When you first meet Polish people in Poland, one of the first questions they always ask you is ‘So, what do you think of Polish people?’ or ‘So, what do you think of Poland’ I’m not saying they introduce themselves with these words, but I would bet money that it will come up within the first five minutes of conversation. It’s almost like they’re wondering if you would like to buy the place. I’ve known lots of British and American people who have lived in Poland for long or short periods and this always comes up. ‘Why do they keep asking what we think of them?’ we ask each other over a quiet beer. This is a topic of much discussion among Brits and Americans living here. Some people tend to dismiss the idea by saying that there really isn’t any difference between Poles and Brits when you get down to basics, but I think this misses the point. There is a difference, it’s just very hard to describe exactly what it is, that’s the problem. You can clearly feel it, but you can’t quite say what it is. It’s true that Poles and Brits want more or less the same things out of life, enough money, a house, a family and some friends. But this isn’t what the differences are about.
Perhaps the most important difference is revealed by the question itself ‘What do you think of Polish people?’ I find it very hard to imagine a British person asking this question of a Polish visitor to Britain, and ever harder to imagine an American asking it. It just wouldn’t occur to us to ask, but it seems to be the first thing on the minds of Poles. If I met a Pole or a Lithuanian or a Tibetan in London I would probably ask ‘How are you getting on in London?’ but I wouldn’t ask ‘What do you think of Londoners?’ For one thing the question makes no sense. There are millions of different kinds of people living in London from all over the world (many of them from Poland!) so there is no such thing as a ‘normal’ Londoner. There is a London identity, but it comes from knowing the same places and facing the same problems (tube nightmares, horrendously expensive rents, the occasional suicide bomber), not from any sense that we are the same in some way. In many ways we really don’t care what foreigners think of us (an arrogance that has absolutely no basis) and when they are rude about us, we never take it seriously.
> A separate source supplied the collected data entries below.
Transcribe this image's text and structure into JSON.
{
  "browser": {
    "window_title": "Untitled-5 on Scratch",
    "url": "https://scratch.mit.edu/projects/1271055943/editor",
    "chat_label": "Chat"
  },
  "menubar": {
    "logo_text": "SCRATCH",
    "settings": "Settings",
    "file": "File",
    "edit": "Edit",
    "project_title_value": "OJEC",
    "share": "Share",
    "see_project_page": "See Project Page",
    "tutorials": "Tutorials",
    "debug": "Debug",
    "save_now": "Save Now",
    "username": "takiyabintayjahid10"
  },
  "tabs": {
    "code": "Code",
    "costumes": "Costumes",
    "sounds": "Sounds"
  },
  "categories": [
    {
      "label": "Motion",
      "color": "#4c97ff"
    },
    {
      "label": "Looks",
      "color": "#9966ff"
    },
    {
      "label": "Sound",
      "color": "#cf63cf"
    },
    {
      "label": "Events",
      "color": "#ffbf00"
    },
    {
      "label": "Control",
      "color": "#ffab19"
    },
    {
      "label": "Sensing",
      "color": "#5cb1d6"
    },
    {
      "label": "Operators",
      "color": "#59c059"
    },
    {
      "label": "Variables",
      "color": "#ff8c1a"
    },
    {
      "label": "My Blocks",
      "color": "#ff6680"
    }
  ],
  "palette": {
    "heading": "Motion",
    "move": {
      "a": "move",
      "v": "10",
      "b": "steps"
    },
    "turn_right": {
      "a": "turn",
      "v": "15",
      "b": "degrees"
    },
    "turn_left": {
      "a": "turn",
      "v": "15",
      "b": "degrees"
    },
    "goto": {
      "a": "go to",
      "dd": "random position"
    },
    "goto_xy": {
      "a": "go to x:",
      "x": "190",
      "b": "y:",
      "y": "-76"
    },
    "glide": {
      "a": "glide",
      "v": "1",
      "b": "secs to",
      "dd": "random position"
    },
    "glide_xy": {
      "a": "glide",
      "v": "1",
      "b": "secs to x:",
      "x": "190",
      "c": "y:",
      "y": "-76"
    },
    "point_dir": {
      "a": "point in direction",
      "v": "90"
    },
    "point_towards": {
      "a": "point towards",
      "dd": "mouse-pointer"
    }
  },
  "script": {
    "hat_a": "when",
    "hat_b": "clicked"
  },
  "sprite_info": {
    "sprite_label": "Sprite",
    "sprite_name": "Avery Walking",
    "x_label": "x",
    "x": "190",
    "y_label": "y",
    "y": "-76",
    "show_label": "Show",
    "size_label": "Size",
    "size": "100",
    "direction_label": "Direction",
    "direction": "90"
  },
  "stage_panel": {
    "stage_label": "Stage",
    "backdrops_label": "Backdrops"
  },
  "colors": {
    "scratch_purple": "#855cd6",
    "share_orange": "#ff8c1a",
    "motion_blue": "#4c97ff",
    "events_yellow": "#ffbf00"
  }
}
There is definitely something in the Polish character that is very concerned about the way other people see them. The concepts of personal and national shame are very strong here. People are generally extremely aware of their social position in relation to others and they extend this to their perception of how the rest of the world sees Poland. At the same time they have a strong sense that being Polish means you have some kind of romantic inner strength and passion that can’t be matched by people from lesser nations. The question is really two questions in one: ‘Are you laughing at us?’ and ‘Have you noticed how special Polish people are?’ The first part of this question ‘Are you laughing at us?’ seems to torture the Polish psyche almost continuously. Poland is not a rich country, although it is a hell of a lot richer than it was twenty or even ten years ago, and there are lots of things that ‘westerners’ would regard as old fashioned or even primitive, but it really isn’t so different from most places in western Europe. Poles are hypersensitive about the differences that do exist but they always overestimate how important or obvious these differences are to foreigners. There are two phrases that I have heard literally hundreds of times when Poles talk about the way westerners see them: ‘You all think there are Polar bears on the streets’ or ‘You all think it’s some kind of jungle over here.’ I had never heard either of these descriptions of Poland before I came here, but most Polish people are convinced this is what we are all saying about them.
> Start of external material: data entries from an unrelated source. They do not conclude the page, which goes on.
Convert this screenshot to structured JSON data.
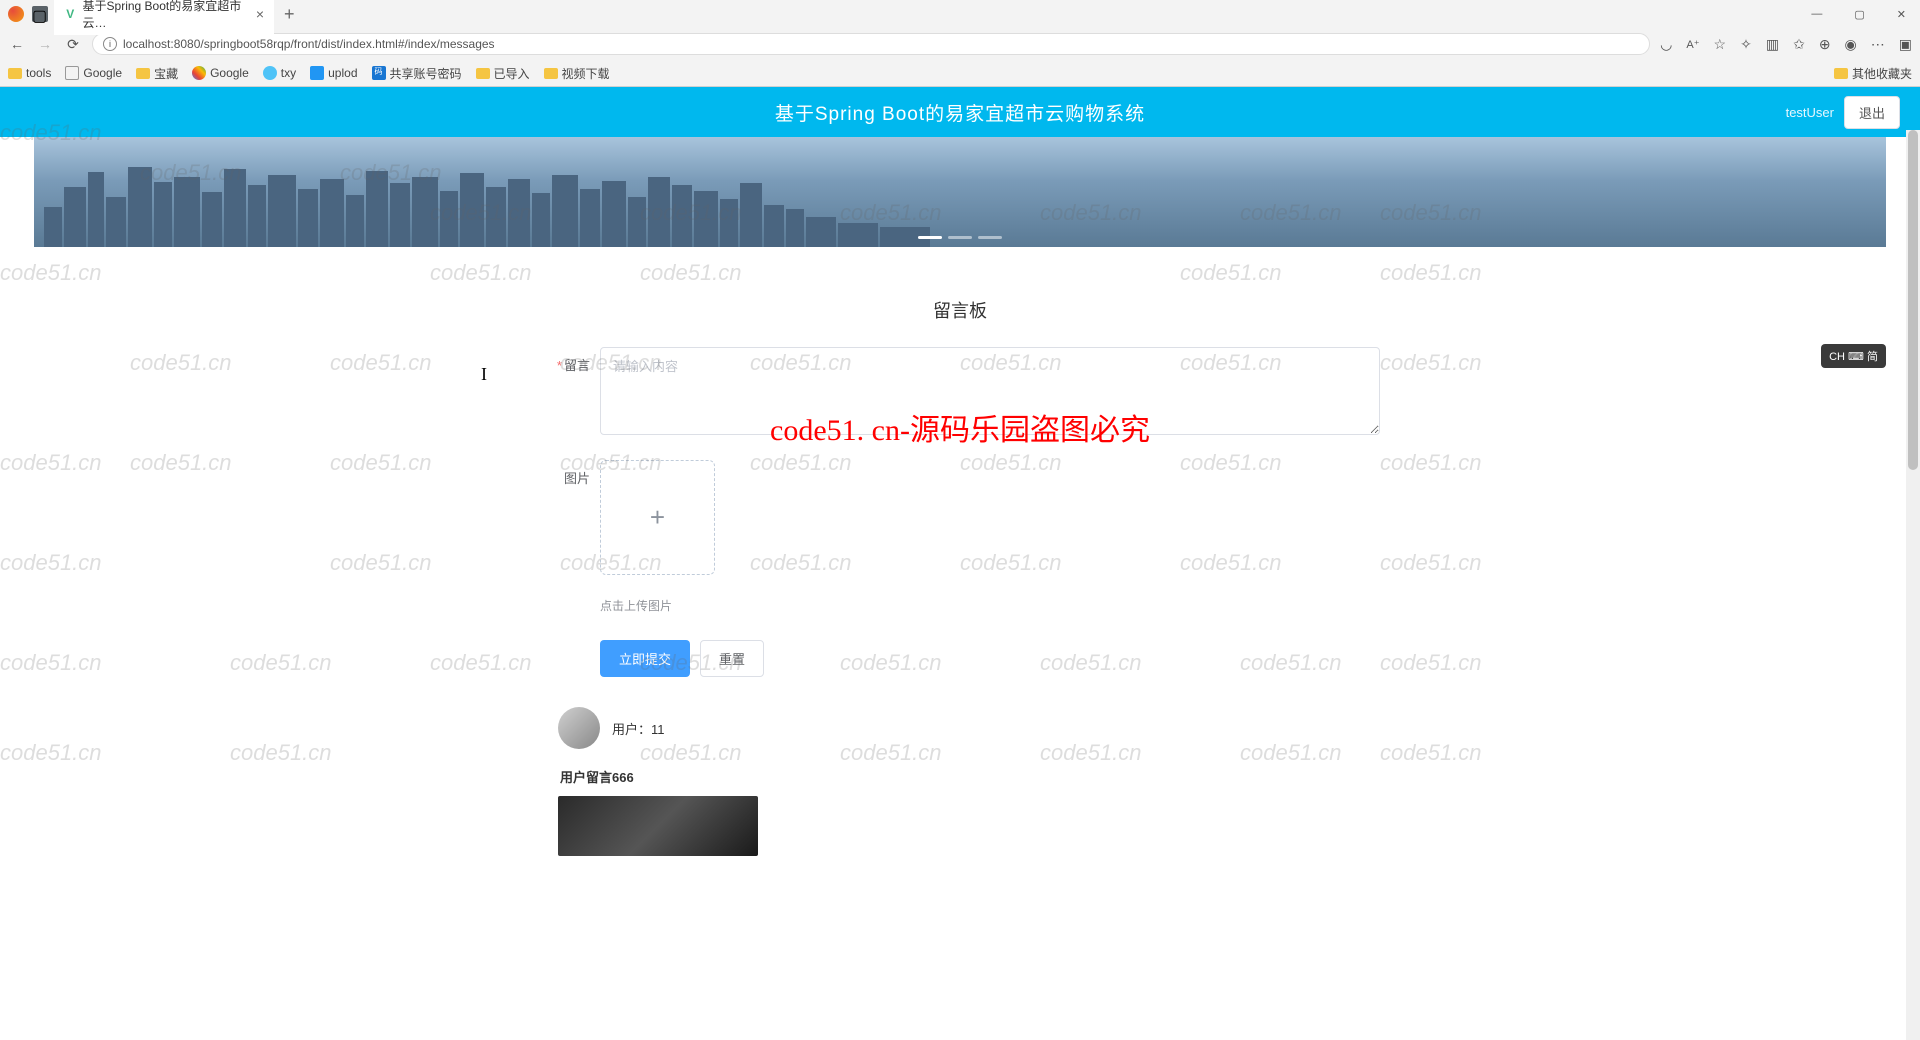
{
  "browser": {
    "tab_title": "基于Spring Boot的易家宜超市云…",
    "url": "localhost:8080/springboot58rqp/front/dist/index.html#/index/messages",
    "bookmarks": [
      "tools",
      "Google",
      "宝藏",
      "Google",
      "txy",
      "uplod",
      "共享账号密码",
      "已导入",
      "视频下载"
    ],
    "other_bookmarks": "其他收藏夹"
  },
  "header": {
    "site_title": "基于Spring Boot的易家宜超市云购物系统",
    "username": "testUser",
    "logout": "退出"
  },
  "page": {
    "title": "留言板",
    "message_label": "留言",
    "message_placeholder": "请输入内容",
    "image_label": "图片",
    "upload_hint": "点击上传图片",
    "submit_button": "立即提交",
    "reset_button": "重置"
  },
  "messages": [
    {
      "user_prefix": "用户：",
      "user_id": "11",
      "content": "用户留言666"
    }
  ],
  "watermark": {
    "repeat_text": "code51.cn",
    "center_text": "code51. cn-源码乐园盗图必究"
  },
  "ime": {
    "label": "CH ⌨ 简"
  }
}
I’ve never seen a Polar bear in Poland. I have seen a tiger, but that’s a different story
Exactly where these particular ideas came from I have no idea. I suppose the Polar bears are some kind of reference to the confusion between Poland, the old Warsaw Pact countries, Russia, and Siberia, although I’m far from sure that Polar bears live in any of these areas. I put the jungle reference down to Joseph Conrad. Actually, when British people think about Poland, if they ever do, they will probably have images of queues to buy toilet paper, Trabants, and goose-stepping Russian troops, all of which are at least 30 years out of date. British people who have actually been here, and there are a lot of them, will have memories of being very pleasantly surprised at how nice and friendly the place is.
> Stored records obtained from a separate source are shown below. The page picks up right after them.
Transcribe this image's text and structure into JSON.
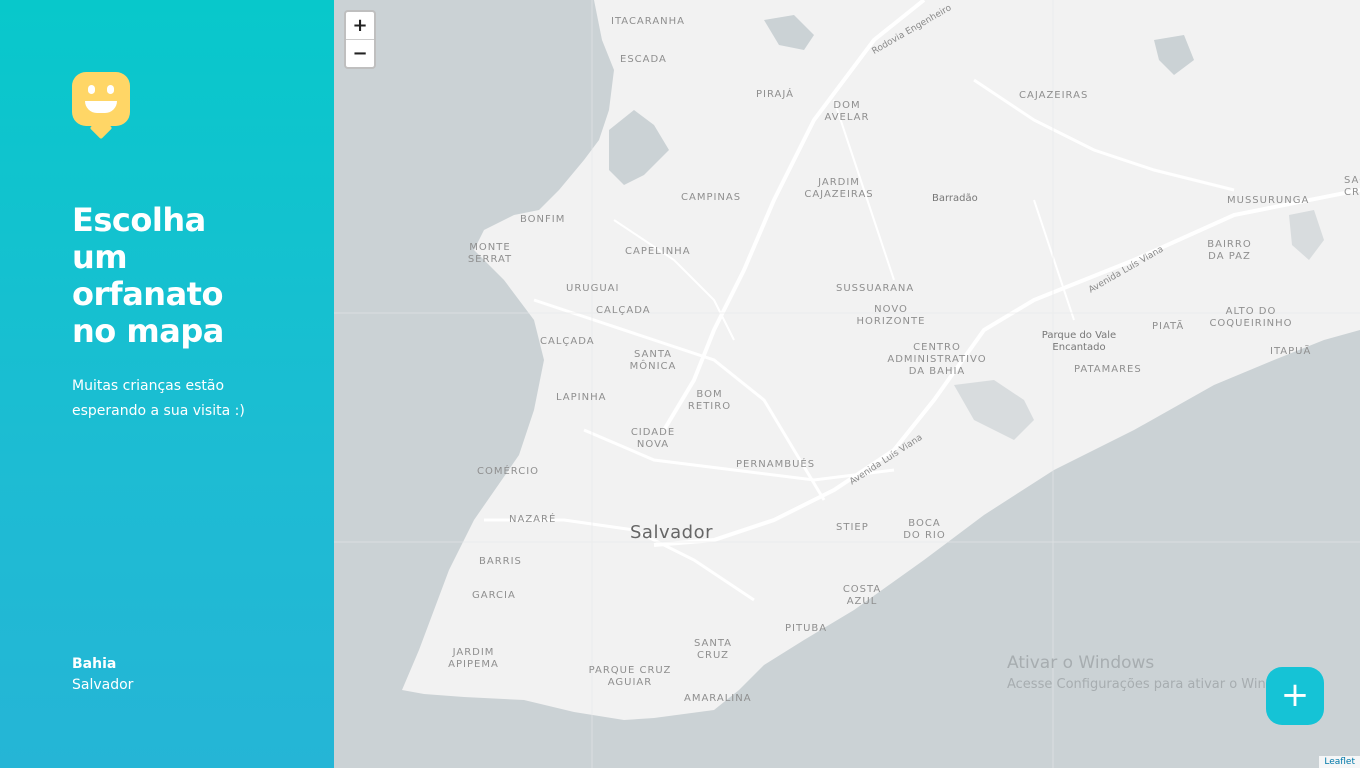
{
  "sidebar": {
    "title": "Escolha um orfanato no mapa",
    "subtitle": "Muitas crianças estão esperando a sua visita :)",
    "location": {
      "state": "Bahia",
      "city": "Salvador"
    },
    "icon": "happy-map-marker-icon"
  },
  "map": {
    "zoom_in": "+",
    "zoom_out": "−",
    "city_label": "Salvador",
    "neighborhoods": [
      "ITACARANHA",
      "ESCADA",
      "PIRAJÁ",
      "DOM AVELAR",
      "CAJAZEIRAS",
      "CAMPINAS",
      "JARDIM CAJAZEIRAS",
      "Barradão",
      "MUSSURUNGA",
      "BONFIM",
      "MONTE SERRAT",
      "CAPELINHA",
      "URUGUAI",
      "CALÇADA",
      "SUSSUARANA",
      "NOVO HORIZONTE",
      "BAIRRO DA PAZ",
      "CALÇADA",
      "SANTA MÔNICA",
      "CENTRO ADMINISTRATIVO DA BAHIA",
      "Parque do Vale Encantado",
      "PIATÃ",
      "ALTO DO COQUEIRINHO",
      "ITAPUÃ",
      "PATAMARES",
      "LAPINHA",
      "BOM RETIRO",
      "CIDADE NOVA",
      "COMÉRCIO",
      "PERNAMBUÉS",
      "NAZARÉ",
      "STIEP",
      "BOCA DO RIO",
      "BARRIS",
      "GARCIA",
      "COSTA AZUL",
      "PITUBA",
      "JARDIM APIPEMA",
      "SANTA CRUZ",
      "PARQUE CRUZ AGUIAR",
      "AMARALINA",
      "SÃO CRISTÓVÃO"
    ],
    "roads": [
      "Rodovia Engenheiro",
      "Avenida Luís Viana",
      "Avenida Luís Viana"
    ],
    "attribution": "Leaflet",
    "add_button": "+"
  },
  "watermark": {
    "title": "Ativar o Windows",
    "subtitle": "Acesse Configurações para ativar o Windows."
  },
  "colors": {
    "sidebar_top": "#08c8cb",
    "sidebar_bottom": "#25b5d6",
    "logo": "#ffd666",
    "water": "#cbd2d5",
    "land": "#f2f2f2",
    "fab": "#15c3d6"
  }
}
The kind of thing English people expect to see in Poland
In part II I’ll be looking a specific questions about Polish culture including such diverse and fascinating topics as ‘Is Adam Małysz a saint,’ ‘Do Poles drink too much vodka,’ and ‘Who is this Jan Pawel drugi person anyway?’
Tomorrow I’m going to a wedding with A (not mine, or hers). Apparently it lasts for two days and there might be some vodka involved. I might be conscious sometime late on Monday, although I wouldn’t put money on it.